In reality, I turned the first page on Friday night and the next thing I knew it was 24 hours later and I was breathing a happy sigh as I closed the book. It is THAT GOOD.

I’m sure I didn’t sit reading the whole time – there is a four-year-old in the house, after all – but Mark did comment, ‘Is that book attached to your hand?’.

I wanted it to be. I fell asleep (way after my bedtime) worrying about the lead character, Carrie, and I woke up desperate to see where the story would lead her. Where it would lead all of them, really.

Here’s the blurb:

1920, Chorlton, Manchester. As her wedding day draws near, Carrie Jenkins is trying on her dress and eagerly anticipating becoming Mrs Billy Shipton. But all too soon she is reeling from the news that her beloved father was shot for desertion during the Great War. When Carrie is jilted and the close-knit community turns its back on her as well as her mother and her half-sister, Evadne, the plans Carrie nurtured are in disarray

Desperate to overcome private shock and public humiliation, and with her mother also gravely ill, Carrie accepts the unsettling advances of well-to-do furniture dealer Ralph Armstrong. Through Ralph, Evadne meets the aristocratic Alex Larter, who seems to be the answer to her matrimonial ambitions as well. But both sisters put their faith in men who are not to be trusted, and they will face danger and heartache before they can find the happiness they deserve.

I’m going to let you into a secret, I was really worried about reading this book. Usually I am open to new genres but family saga is one that I thought wouldn’t float my boat. Not only that, I have got to know and like Susanna over the last year or so – since she appeared in my second Behind The Book post – and I really wanted to love her book. (Not that I think she would have cast me aside if it wasn’t my cup of tea).

I feel a bit daft now that it took me so long to read it (the hardback came out in June last year).

If Susanna’s book is an accurate representation of the family saga then sign me up. She has created nuanced, believable characters, who I was invested in from the start, along with an absorbing and colourful narrative – all elements I enjoy in contemporary books.

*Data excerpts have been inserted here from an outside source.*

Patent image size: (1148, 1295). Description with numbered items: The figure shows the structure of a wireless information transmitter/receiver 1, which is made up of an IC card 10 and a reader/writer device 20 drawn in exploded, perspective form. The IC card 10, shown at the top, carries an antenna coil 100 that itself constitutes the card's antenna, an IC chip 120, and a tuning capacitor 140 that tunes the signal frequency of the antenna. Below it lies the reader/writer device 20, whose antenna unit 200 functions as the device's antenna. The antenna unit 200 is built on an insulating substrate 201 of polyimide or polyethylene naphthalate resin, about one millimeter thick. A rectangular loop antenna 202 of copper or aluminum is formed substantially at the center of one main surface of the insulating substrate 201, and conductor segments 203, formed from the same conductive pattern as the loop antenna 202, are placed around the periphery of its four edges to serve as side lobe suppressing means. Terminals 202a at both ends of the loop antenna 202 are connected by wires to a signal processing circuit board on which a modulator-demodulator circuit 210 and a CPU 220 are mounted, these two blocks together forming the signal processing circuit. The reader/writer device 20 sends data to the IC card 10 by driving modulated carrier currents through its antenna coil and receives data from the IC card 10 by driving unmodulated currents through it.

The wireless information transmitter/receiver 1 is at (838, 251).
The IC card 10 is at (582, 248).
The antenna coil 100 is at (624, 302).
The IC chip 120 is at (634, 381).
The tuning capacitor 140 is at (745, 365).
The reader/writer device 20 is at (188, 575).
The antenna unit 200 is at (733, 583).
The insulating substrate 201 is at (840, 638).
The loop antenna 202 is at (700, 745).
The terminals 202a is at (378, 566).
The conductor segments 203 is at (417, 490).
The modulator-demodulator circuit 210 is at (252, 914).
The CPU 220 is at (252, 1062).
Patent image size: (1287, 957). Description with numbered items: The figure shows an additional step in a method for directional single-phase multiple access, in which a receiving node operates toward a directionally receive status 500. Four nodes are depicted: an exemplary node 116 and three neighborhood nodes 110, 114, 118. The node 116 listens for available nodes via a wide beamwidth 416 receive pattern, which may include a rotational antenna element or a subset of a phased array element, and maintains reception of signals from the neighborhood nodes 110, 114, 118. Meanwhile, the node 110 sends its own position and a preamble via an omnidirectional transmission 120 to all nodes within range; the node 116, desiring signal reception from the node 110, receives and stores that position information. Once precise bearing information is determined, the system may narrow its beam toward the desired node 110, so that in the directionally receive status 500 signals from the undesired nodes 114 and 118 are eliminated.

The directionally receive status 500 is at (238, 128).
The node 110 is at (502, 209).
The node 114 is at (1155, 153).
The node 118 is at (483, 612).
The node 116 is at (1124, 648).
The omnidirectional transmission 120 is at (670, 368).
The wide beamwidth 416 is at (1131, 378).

And, far from distracting from the story, the historical aspect only added to it. She writes with honesty and sensitivity about what it must have been like to be a deserter’s daughter. I felt the shame of the family as sure as if they were my relations.

This is an accomplished book and an incredible debut. I can’t wait for her next one, which I will definitely be reading as soon as possible.

Format: Paperback.

Price: £8.99 (via Amazon).

My rating: Five stars.

With thanks to Susanna and her publishers, Allison & Busby, for the paperback in return for an honest review.